A successful World Cup has taken some of the pressure off Brazil. “It remains tense, very tense, but we should look with more optimism,” Felli told the Associated Press this month.
Rio 2016 Chief Operations Officer Leonardo Gryner said work at Deodoro had been held up by a cumbersome decision-making process involving the army, the federal government and the city — but that the new task force had resolved the problem. “Together we managed to expedite the process, fast-track and make things happen,” Gryner said in an interview.
Gryner was shown aerial photographs taken June 26 of the Olympic Park, which is being built in the upscale Rio suburb of Barra de Tijuca. Most of the events will be held there. Apart from the Olympic stadium, which is an existing concert arena, and a swimming complex, the entire site was earthworks. The skeleton of one new building, the International Broadcast Center, was emerging from the mud.
Gryner said that work was about 38 percent finished when the photo was taken and that extensive underground infrastructure, such as water and sewage pipes, had been completed. “Now the walls are coming up very quick because the underground work is finished,” he said.
Work at the Olympic Village, beside the Olympic Park on a scenic lagoon, is more advanced — 31 apartment towers are already standing. A luxury showroom demonstrates the charms of the high-end apartments being built there; they are to be sold privately after the Games.
The Ilha Pura company is spending $1.8 billion on the development with financing from a government-owned bank, said its director general, Mauricio Lopes. The Rio city government is paying for access roads.
The project has raised concerns about what legacy the Games will leave Rio, a city with major housing shortages where 22 percent of the 6 million residents live in favelas, or slums.
For London’s Olympic Games, $2 billion in public money was spent building an Olympic Village, and $1.4 billion was later recouped by selling the apartments to two property companies.
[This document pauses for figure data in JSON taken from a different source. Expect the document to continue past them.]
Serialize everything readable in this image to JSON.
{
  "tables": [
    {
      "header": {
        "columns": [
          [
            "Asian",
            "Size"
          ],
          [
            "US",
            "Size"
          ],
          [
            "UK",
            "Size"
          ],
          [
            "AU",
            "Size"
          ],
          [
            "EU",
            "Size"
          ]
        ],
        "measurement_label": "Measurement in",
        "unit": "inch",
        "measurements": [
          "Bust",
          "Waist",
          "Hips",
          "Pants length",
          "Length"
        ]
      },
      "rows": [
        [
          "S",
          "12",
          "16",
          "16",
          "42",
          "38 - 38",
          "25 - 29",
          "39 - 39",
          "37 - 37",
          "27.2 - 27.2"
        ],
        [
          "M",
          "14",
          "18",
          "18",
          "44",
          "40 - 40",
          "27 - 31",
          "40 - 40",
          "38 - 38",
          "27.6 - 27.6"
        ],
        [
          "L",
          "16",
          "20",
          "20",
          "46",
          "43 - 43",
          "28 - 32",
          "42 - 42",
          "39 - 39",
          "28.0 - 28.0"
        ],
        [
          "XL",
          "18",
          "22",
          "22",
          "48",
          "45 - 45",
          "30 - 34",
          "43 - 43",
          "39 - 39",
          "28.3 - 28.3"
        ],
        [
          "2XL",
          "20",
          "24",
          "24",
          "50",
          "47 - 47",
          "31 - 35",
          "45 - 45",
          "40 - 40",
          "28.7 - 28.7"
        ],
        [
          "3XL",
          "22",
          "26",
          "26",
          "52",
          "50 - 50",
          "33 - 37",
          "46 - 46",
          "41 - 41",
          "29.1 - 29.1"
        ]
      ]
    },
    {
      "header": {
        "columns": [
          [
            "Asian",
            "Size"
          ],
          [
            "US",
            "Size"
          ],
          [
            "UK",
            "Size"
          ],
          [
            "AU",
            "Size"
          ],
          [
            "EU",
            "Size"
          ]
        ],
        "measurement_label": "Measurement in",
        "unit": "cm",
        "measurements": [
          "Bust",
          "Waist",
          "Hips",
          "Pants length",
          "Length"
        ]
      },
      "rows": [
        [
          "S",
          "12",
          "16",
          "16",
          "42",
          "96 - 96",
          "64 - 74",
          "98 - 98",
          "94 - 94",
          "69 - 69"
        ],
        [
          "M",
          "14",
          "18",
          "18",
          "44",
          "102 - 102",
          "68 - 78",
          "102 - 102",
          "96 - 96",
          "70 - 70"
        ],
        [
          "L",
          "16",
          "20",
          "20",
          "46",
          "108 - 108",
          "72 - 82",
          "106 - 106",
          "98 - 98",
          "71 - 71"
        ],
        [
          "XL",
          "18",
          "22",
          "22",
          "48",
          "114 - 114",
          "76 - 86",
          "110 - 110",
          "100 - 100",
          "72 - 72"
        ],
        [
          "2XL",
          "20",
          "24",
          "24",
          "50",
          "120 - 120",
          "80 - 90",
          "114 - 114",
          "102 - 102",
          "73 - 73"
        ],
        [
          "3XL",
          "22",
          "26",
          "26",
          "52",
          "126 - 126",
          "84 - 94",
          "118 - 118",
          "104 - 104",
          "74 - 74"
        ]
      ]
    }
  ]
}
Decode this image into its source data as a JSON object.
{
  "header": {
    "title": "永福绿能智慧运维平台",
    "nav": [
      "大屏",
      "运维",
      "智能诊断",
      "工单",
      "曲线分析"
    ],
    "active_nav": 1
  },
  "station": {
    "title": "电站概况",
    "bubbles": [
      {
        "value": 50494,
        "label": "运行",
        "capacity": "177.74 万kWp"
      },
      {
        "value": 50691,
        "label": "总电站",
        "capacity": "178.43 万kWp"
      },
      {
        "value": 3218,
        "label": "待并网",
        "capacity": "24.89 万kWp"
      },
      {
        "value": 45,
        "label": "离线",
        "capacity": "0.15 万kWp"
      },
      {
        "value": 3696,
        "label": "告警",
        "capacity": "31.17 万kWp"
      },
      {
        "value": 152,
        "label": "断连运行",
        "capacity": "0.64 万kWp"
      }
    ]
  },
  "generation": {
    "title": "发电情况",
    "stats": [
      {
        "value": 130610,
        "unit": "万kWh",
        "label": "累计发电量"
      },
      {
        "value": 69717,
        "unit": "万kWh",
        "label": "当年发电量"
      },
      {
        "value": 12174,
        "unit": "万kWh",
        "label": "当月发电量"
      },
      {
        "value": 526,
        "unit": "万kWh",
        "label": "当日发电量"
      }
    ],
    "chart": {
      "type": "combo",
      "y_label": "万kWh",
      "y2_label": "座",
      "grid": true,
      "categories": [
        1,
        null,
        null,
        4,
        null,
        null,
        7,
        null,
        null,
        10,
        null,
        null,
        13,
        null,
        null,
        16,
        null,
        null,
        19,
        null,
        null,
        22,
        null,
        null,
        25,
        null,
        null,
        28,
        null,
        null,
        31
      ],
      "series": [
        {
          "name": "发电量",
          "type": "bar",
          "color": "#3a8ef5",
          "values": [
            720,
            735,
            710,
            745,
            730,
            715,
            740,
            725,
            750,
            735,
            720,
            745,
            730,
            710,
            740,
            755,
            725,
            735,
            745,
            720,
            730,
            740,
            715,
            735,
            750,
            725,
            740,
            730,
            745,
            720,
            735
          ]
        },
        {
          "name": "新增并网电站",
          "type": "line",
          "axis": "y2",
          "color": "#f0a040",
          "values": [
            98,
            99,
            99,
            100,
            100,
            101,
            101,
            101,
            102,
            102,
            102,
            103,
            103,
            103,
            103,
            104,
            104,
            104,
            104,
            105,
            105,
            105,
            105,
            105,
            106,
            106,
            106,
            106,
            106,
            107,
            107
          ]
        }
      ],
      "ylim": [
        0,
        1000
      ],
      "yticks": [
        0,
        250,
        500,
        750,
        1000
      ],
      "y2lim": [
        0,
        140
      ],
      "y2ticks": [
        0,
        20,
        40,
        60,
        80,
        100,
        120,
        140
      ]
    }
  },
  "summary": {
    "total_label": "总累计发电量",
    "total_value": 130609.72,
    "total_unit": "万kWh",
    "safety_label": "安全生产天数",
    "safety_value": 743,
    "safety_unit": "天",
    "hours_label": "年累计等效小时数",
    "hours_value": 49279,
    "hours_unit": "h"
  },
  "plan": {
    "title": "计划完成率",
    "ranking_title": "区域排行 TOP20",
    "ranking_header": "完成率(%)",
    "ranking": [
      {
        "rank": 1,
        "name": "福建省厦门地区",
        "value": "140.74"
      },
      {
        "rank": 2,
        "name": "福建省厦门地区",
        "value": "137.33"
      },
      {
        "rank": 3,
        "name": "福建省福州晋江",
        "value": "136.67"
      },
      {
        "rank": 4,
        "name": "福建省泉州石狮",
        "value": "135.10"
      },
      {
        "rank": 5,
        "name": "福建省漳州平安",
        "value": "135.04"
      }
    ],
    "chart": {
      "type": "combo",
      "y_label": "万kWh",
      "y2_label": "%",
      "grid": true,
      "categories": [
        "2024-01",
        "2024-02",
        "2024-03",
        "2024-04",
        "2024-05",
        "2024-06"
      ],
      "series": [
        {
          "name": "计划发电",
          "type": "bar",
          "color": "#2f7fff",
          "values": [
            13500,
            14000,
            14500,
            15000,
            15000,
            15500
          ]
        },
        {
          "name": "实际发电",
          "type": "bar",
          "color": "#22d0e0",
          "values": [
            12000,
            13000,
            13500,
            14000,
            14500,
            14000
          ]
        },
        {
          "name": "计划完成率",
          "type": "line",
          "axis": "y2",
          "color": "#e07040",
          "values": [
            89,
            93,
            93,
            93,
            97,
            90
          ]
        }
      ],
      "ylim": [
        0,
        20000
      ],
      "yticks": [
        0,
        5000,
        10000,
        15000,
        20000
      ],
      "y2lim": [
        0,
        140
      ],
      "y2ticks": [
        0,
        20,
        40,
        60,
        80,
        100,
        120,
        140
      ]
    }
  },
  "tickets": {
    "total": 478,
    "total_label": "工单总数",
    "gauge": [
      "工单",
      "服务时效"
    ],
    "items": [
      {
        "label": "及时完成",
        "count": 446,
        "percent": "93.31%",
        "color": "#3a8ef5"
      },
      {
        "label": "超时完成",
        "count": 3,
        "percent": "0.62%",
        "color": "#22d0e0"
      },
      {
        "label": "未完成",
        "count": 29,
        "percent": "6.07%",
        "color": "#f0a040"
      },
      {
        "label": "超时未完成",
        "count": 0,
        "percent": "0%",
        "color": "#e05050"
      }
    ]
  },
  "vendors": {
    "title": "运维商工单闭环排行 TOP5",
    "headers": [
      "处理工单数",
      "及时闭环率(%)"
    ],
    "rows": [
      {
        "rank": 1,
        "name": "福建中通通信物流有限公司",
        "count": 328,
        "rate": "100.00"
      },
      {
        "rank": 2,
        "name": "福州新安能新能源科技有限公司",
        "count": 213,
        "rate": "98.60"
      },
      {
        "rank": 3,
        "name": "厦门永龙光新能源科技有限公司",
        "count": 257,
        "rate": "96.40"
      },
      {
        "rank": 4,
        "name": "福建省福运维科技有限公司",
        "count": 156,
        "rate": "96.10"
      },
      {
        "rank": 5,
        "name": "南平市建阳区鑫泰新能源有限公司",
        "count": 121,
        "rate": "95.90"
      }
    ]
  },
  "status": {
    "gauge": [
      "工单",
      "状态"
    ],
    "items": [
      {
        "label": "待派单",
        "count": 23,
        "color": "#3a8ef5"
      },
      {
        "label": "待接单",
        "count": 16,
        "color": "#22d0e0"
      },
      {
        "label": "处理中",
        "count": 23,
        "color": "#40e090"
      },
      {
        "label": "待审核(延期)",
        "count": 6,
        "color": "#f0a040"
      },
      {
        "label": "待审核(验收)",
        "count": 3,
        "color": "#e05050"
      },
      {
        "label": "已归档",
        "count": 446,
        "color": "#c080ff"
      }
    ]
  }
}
Now 49 percent of the 2,818 apartments in the village have discounted rents or are available through shared ownership plans for those with lower incomes.
All of Ilha Pura’s 3,604 apartments, in contrast, will be sold at market rates.
Rio is building three bus rapid-transit lines for the Olympics, each of which will terminate in Barra. Sections of two lines are operating. The area is a real-estate hot spot but is time-consuming to access by road. The bus lines and expanded subway will change that. “When this transport is functioning, this will attract more people,” Lopes said.
“We are benefiting one of the wealthiest parts of the city,” said Christopher Gaffney, a professor of architecture and urbanism at the Federal University of Niteroi.
Gryner argued that Deodoro, situated in Rio’s much poorer, neglected North Zone, will also benefit. “This area [Deodoro] is the one which will grow,” he said.
There were mass protests in Brazilian cities in 2013 over the $11 billion World Cup. But the nation welcomed hundreds of thousands of foreigners during the event. Rousseff said Friday that Brazil needed to wake up to its place in a bigger world.
“Brazil has to realize domestically that it is not an island,” she said. The Games will help this, but at significant cost. A total of $16 billion has been budgeted so far.